La dualidad que tenemos respecto de los migrantes dependiendo de su color y su origen está inscripta en nuestro lenguaje. En la época de Carlos Menem, una antropóloga de la Universidad de Georgia realizó una investigación sobre los prejuicios que en Buenos Aires se ponían en marcha contra los pobres. Uno de los que encontró fue la persistente extranjerización: sus entrevistados de clase media imaginaban que las villas eran tierra de “extranjeros indocumentados”. En décadas anteriores se los suponía migrantes, pero del Interior. Cabecitas negras. Sobre los villeros (que eran muy mayoritariamente argentinos) pesaba ahora la “acusación” de ser todos peruanos o bolivianos y, con ello, de ser un catálogo de falencias morales. Como lo eran los cabecitas negras, pero ahora encima extranjeros. La antropóloga notó entonces una curiosa inflexión del lenguaje. Los entrevistados no usaban el término “inmigrantes” para esos sectores. Eran “extranjeros”. Es que, en la Argentina, la palabra “inmigrante” tiene una connotación cálida, afectuosa. Es la palabra que mucha gente usa para referir a sus abuelos llegados de Europa, en esas narrativas morales que solemos construir, y que asignan a esos abuelitos el papel de haber traído con ellos la cultura del esfuerzo y del sacrificio que nos puso en la senda del progreso familiar tanto como del nacional.
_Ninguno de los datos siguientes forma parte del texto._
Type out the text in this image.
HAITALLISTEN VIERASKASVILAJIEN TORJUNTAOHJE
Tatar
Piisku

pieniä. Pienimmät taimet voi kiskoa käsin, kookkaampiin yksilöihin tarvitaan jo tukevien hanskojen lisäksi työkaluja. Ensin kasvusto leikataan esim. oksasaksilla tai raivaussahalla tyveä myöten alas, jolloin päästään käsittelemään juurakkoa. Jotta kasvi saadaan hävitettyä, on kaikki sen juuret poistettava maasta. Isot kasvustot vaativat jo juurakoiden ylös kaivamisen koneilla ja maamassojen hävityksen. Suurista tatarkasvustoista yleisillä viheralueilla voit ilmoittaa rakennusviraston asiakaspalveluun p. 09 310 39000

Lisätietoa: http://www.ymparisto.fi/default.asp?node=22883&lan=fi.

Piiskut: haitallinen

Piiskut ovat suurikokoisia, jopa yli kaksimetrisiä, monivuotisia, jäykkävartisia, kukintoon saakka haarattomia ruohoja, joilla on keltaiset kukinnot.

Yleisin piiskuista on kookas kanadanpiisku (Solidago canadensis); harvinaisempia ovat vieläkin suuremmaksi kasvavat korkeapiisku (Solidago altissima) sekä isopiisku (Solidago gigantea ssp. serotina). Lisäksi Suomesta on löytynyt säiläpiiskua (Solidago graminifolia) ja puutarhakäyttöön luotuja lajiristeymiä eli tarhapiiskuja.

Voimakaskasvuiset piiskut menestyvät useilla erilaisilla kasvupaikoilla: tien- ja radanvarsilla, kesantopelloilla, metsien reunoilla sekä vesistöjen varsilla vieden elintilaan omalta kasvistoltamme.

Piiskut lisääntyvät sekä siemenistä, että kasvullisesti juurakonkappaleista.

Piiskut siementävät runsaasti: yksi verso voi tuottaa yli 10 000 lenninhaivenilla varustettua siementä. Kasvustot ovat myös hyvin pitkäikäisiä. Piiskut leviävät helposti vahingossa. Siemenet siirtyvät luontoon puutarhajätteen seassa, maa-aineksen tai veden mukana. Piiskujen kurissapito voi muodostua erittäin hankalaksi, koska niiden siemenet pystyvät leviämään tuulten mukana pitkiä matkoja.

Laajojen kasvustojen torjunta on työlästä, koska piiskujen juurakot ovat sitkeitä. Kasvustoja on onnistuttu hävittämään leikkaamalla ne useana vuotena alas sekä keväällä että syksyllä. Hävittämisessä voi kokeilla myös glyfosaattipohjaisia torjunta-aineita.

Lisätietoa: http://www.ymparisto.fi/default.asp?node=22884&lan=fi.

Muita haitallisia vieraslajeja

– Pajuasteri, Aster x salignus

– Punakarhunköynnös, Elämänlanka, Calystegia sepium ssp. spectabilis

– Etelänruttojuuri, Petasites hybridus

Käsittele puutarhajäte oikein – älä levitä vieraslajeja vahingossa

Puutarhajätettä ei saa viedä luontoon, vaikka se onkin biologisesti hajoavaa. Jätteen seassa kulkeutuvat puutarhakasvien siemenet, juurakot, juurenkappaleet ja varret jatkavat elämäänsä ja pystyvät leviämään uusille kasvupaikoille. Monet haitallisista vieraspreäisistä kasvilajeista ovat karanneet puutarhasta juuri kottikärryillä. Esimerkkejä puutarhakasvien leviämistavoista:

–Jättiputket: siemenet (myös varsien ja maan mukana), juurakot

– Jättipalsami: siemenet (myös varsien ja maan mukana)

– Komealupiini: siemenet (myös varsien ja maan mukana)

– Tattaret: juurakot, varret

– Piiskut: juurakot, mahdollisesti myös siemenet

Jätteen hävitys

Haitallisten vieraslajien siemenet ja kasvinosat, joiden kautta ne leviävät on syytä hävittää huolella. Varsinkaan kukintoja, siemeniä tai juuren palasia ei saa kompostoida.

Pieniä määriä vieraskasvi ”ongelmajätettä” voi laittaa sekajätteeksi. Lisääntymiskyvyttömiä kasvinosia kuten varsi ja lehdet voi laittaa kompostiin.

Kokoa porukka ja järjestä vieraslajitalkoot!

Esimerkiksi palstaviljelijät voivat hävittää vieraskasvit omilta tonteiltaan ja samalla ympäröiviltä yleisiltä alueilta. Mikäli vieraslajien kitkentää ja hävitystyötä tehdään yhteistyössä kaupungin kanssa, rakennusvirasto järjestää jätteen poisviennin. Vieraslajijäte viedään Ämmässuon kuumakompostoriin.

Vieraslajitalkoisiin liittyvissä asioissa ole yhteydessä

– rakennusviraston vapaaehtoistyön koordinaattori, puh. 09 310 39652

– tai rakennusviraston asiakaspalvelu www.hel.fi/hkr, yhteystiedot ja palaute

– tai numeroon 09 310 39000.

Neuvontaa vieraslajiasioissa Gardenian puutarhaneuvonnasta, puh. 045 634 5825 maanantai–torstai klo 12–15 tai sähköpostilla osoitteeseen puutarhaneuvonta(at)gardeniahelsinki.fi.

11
Los “inmigrantes” (europeos) son lo que está bien. Los otros son “los extranjeros”.
La simpatía o antipatía por los inmigrantes dependiendo de su perfil étnico tiene un componente racista bastante obvio. Que se traslada, además, al modo en que clasificamos y jerarquizamos a la propia población argentina. La extranjerización de los pobres porteños que notó la antropóloga hace algunas décadas continúa y se proyecta sobre otros sectores. La notó por caso una mujer negra, descendiente de una antigua familia afroargentina que está aquí desde tiempos de la colonia, cuando los oficiales de migraciones la detuvieron en Ezeiza porque sospecharon que su pasaporte era falso. La decían que “no podía ser argentina si era negra”. Justo a ella, cuyos ancestros seguramente tenían más antigüedad en el país que la del oficial que la detenía. Y la vemos también en estos días en la persistente campaña antimapuche: las voces de nuestra derecha insisten en demonizarlos de todas las maneras posibles, incluyendo la de expulsarlos de la nación. Son “indios chilenos” que nos invadieron. No importa cuántas veces los mejores historiadores y antropólogos de este país salgan a aclarar unánimemente que eso es un total disparate: la prensa sigue dando lugar a toda clase de charlatanes, alguno de ellos diplomados, que insisten con esa falsedad.
En fin, abuelitos italianos que llegaron ayer, rusos que llegan hoy, hermanos latinoamericanos que siguen llegando, cabecitas negras que migran entre provincias, pobres argentinos de todos los colores y orígenes que siguen acá, como siempre. Todos esos cuerpos tienen el mismo valor. Que nos cueste tanto aceptarlo es otro tema.